Banks are also in on the action. Below is a table of the most active intermediaries this year.
Speaking during a mid-summer webinar on consumer and business services deals, Laura Holden, investment banker at Raymond James, said that the consumer deal market is as frothy as it’s been since 2006 when she first broke into the business. “Now the difference is that you have…this whole new crop of direct-to-consumer businesses that are doing really amazing things,” such as harvesting data “in a way that’s been never done before,” she said.
Holden said valuations have surged across the board for consumer deals.

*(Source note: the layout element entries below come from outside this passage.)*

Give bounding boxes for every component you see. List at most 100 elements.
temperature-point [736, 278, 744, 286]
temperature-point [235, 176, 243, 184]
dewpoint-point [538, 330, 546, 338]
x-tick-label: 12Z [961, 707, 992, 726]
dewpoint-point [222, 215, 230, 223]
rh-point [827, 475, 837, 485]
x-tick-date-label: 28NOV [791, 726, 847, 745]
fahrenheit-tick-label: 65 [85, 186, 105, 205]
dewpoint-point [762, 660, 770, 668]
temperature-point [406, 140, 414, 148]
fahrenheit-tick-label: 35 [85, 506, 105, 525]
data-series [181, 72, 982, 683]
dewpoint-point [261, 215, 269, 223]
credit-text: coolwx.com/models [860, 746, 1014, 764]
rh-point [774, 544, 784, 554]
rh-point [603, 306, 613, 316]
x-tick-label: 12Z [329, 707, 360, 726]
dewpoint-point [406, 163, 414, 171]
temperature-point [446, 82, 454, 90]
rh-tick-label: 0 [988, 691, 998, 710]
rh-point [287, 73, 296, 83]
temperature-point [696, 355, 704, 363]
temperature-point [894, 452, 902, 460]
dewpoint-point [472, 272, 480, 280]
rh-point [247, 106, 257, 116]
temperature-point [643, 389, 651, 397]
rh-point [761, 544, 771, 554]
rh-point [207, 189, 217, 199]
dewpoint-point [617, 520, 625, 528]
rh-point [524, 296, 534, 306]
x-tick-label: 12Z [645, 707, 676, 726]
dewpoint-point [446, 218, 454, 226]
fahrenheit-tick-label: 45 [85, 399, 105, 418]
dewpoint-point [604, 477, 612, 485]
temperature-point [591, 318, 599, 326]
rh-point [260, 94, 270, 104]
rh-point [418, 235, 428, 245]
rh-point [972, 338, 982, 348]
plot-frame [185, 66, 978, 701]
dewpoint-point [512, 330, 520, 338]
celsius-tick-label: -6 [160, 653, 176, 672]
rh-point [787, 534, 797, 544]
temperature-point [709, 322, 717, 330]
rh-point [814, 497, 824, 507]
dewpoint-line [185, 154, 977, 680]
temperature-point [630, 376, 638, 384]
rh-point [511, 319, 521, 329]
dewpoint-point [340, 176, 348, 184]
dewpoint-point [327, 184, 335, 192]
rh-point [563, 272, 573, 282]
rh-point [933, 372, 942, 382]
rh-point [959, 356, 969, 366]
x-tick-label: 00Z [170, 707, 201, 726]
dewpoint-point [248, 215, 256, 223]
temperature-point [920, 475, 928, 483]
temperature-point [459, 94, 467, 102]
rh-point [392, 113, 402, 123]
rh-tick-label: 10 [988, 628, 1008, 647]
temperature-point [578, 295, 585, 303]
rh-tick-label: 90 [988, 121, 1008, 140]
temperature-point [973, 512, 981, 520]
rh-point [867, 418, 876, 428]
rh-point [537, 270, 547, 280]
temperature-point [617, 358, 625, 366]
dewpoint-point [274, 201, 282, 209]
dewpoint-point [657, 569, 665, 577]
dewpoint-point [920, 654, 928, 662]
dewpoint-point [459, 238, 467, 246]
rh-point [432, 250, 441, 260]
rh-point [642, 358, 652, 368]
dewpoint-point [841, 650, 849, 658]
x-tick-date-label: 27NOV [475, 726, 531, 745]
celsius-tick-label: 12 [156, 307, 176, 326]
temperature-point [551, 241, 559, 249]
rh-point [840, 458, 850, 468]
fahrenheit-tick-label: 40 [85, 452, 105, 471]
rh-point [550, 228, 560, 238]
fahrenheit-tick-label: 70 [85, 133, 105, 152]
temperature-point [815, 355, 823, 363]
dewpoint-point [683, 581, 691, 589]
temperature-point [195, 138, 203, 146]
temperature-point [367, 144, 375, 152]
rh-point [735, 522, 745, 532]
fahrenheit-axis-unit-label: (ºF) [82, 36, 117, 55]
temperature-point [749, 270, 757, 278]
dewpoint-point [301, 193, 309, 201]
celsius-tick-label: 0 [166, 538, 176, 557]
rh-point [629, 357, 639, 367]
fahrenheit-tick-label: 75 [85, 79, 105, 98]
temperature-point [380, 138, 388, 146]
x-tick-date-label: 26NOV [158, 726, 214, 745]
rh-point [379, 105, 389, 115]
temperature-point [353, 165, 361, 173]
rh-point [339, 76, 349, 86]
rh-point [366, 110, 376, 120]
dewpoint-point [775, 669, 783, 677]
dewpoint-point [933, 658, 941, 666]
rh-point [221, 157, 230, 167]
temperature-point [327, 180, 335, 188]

It’s particularly true for some of the newer categories, where public valuations are also high, such as plant-based beverages, plant-based meats, and tech-enabled apparel. She added that millennials have “graduated into the chaos that is early parenthood,” which has led to a burst of new products and services designed to ease their lives.
Private equity sponsors that have done at least three buyouts and add-ons in the consumer sector this year include the following:
- Betram Capital, which acquired aquarium supply maker Bulk Reef Supply in a platform deal, in addition to completing four add-on deals;
- Blackstreet Capital, which acquired Red Apple Stores Inc. in a platform deal, in addition to completing two add-on transactions;
- Centre Lane Partners, which did three add-on transactions, including that of SureFit Home Décor;
- Dane Creek Capital Corp, which acquired platform company Lucky Paws Enterprises Inc, along with completing two add-on deals;
- Incline Equity Partners, which acquired Starwest Botanicals and Revival Animal Health in platform buyouts, along with completing two other add-on deals;
- Kinderhook Industries, which has closed four add-on acquisitions so far this year, including Yesterday’s Tractor and Primal Pet Foods;
- Platinum Equity, which acquired pet product maker Doskocil Manufacturing Co, golf cart maker Club Car and sewing machine maker SVP Worldwide Ltd in platform acquisitions, along with completing an add-on deal.